Arsene Wenger has hit the nail on the head as he explained the domino effect Liverpool have found themselves at the end of following the long-term injury loss of Virgil van Dijk.
The Dutchman has been a pillar at the back since his arrival in early 2018, helping to transform Liverpool from nearly men into champions of Europe and England.
Consistency has taken a hit and accumulative fatigue has taken its toll, not to mention the playing style has undergone a forced tweak.
This is what Wenger touched on following Liverpool’s defeat at Leicester, with the Reds’ trademark “winning the ball high” not as prevalent since Van Dijk’s injury due to the shift in personnel across the pitch.
“One of the main reasons was that they lost Van Dijk and what was their strength is winning the ball high with Henderson and [James] Milner in midfield, and by moving Henderson back they lost that as well,” the Frenchman told beIN SPORTS.
“I just try to find some logical explanation because Liverpool were very efficient because the time on the ball for the opponent was short.
“By changing their structure they gave a bit more time to their opponent. They won the ball higher up before and could quickly feed their strikers.
“That was the main reason for their success and, of course, good defensive stability and they lost a bit of all that.”
The former Arsenal boss explained what many have overlooked when analysing Liverpool this season that the absence of the No. 4, in addition to other “vital players,” has forced a change in playing style.

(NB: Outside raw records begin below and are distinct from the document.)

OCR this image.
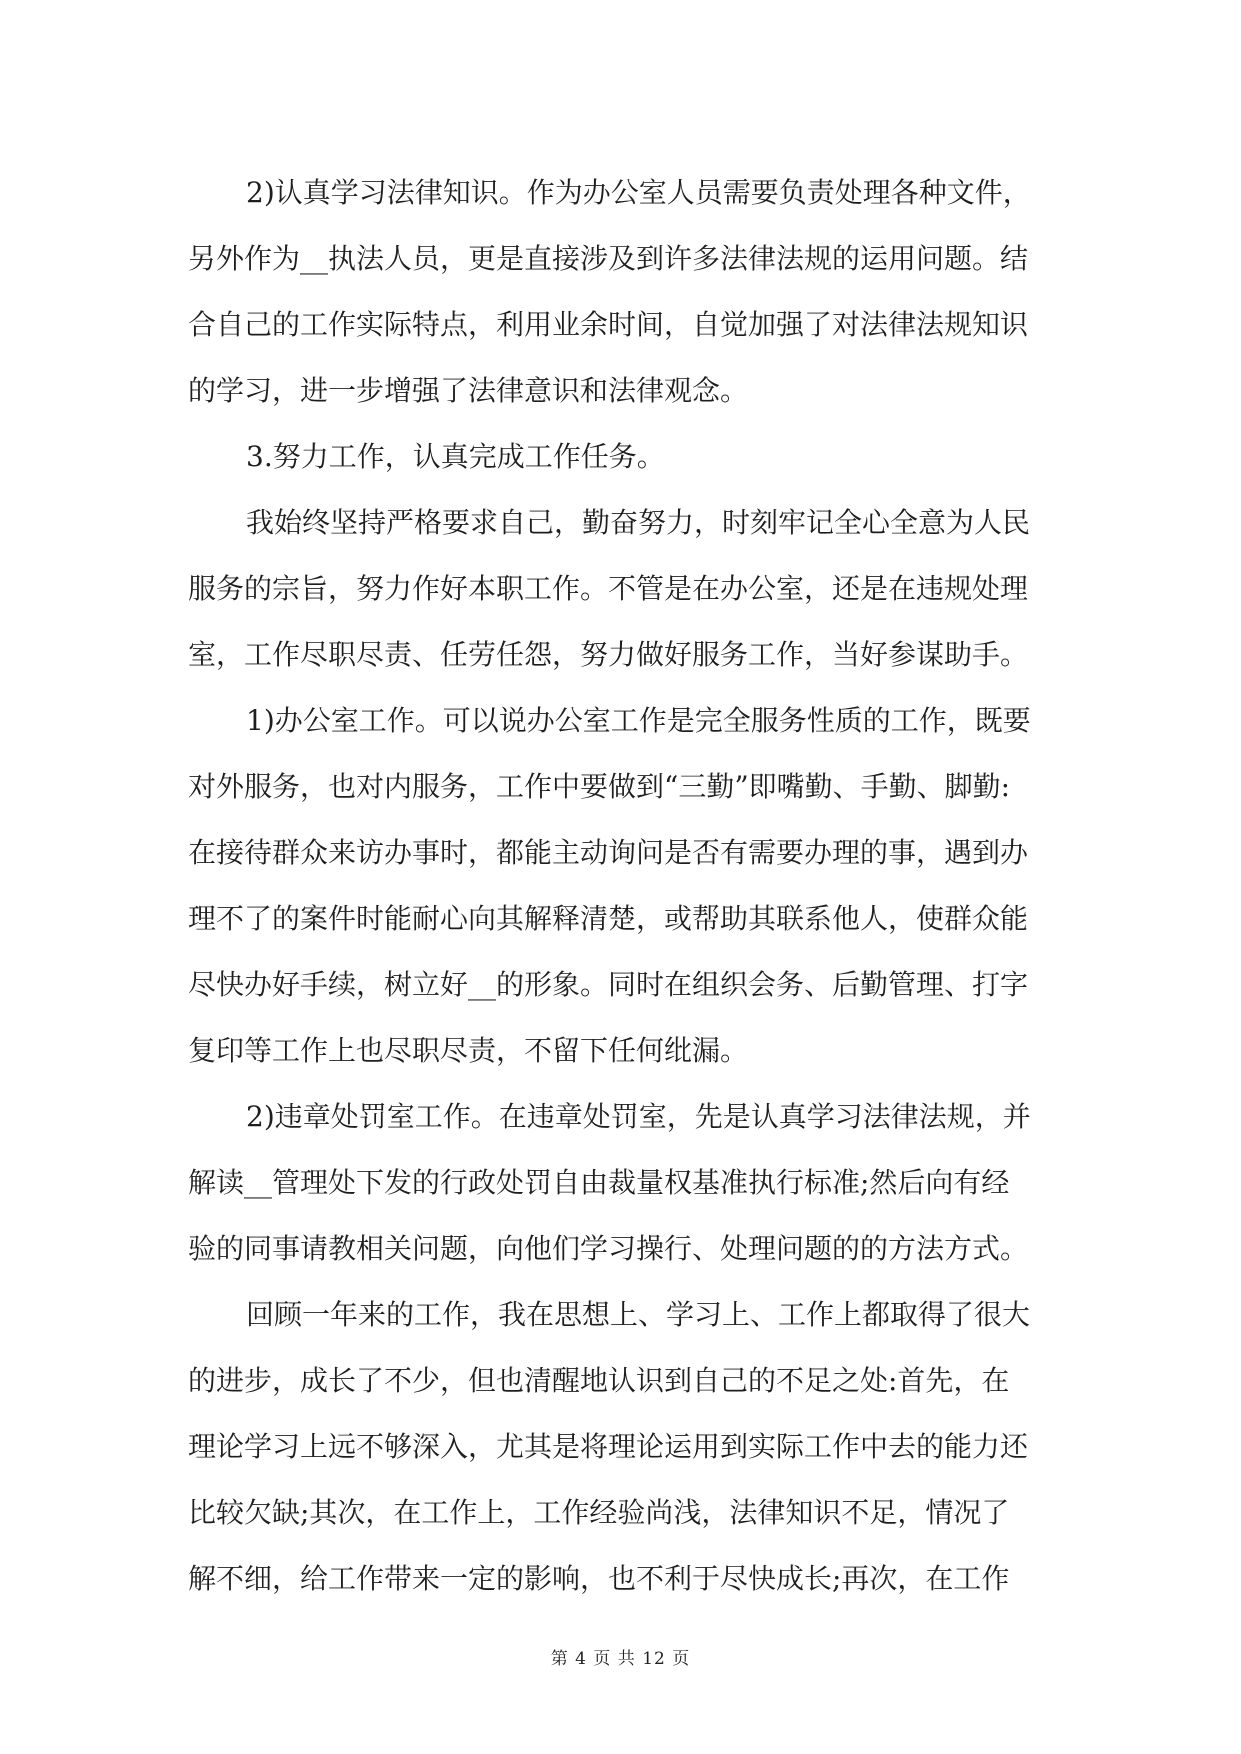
2)认真学习法律知识。作为办公室人员需要负责处理各种文件，
另外作为__执法人员，更是直接涉及到许多法律法规的运用问题。结
合自己的工作实际特点，利用业余时间，自觉加强了对法律法规知识
的学习，进一步增强了法律意识和法律观念。
3.努力工作，认真完成工作任务。
我始终坚持严格要求自己，勤奋努力，时刻牢记全心全意为人民
服务的宗旨，努力作好本职工作。不管是在办公室，还是在违规处理
室，工作尽职尽责、任劳任怨，努力做好服务工作，当好参谋助手。
1)办公室工作。可以说办公室工作是完全服务性质的工作，既要
对外服务，也对内服务，工作中要做到“三勤”即嘴勤、手勤、脚勤:
在接待群众来访办事时，都能主动询问是否有需要办理的事，遇到办
理不了的案件时能耐心向其解释清楚，或帮助其联系他人，使群众能
尽快办好手续，树立好__的形象。同时在组织会务、后勤管理、打字
复印等工作上也尽职尽责，不留下任何纰漏。
2)违章处罚室工作。在违章处罚室，先是认真学习法律法规，并
解读__管理处下发的行政处罚自由裁量权基准执行标准;然后向有经
验的同事请教相关问题，向他们学习操行、处理问题的的方法方式。
回顾一年来的工作，我在思想上、学习上、工作上都取得了很大
的进步，成长了不少，但也清醒地认识到自己的不足之处:首先，在
理论学习上远不够深入，尤其是将理论运用到实际工作中去的能力还
比较欠缺;其次，在工作上，工作经验尚浅，法律知识不足，情况了
解不细，给工作带来一定的影响，也不利于尽快成长;再次，在工作
第 4 页 共 12 页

A high-line has not been able to be utilised regularly or with efficiency, while key passing lanes have closed to take another string away from Liverpool’s attacking bow.

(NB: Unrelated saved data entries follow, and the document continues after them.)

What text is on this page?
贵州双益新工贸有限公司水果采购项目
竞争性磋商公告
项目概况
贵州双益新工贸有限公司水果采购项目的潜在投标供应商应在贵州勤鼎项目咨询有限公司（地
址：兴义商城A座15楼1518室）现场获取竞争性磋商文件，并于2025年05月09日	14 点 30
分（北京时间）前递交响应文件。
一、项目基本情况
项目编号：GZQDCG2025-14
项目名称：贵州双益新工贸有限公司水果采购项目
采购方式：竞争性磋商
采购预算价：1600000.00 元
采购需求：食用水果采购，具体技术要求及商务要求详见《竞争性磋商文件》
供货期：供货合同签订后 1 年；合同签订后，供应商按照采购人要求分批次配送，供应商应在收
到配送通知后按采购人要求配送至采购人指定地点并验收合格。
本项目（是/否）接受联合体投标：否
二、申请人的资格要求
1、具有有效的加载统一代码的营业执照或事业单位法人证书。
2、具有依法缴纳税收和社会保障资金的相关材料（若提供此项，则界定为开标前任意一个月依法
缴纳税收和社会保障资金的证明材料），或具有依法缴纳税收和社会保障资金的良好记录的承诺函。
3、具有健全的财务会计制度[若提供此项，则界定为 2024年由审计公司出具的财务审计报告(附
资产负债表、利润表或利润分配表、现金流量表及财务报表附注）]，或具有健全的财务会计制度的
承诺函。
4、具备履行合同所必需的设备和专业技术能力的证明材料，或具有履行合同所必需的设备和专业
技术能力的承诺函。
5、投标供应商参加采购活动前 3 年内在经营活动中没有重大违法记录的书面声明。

“When you’re from outside you see many reasons. When you’re from inside you have to find the main reason,” he continued.
“There’s always a knot there that you do not necessarily see from the outside that creates the problem.
“One of the main problems they have had is they lost vital players. If you take the results before and after Van Dijk at Liverpool, you see already there is a difference but I agree it is not the only difference.
“I believe you’re always in trouble in a big club as a manager when there’s a big difference between your target and where you are at the moment.”
It’s a brilliant assessment of Liverpool’s woes from Wenger in what has been a season defined by the perfect storm of problems.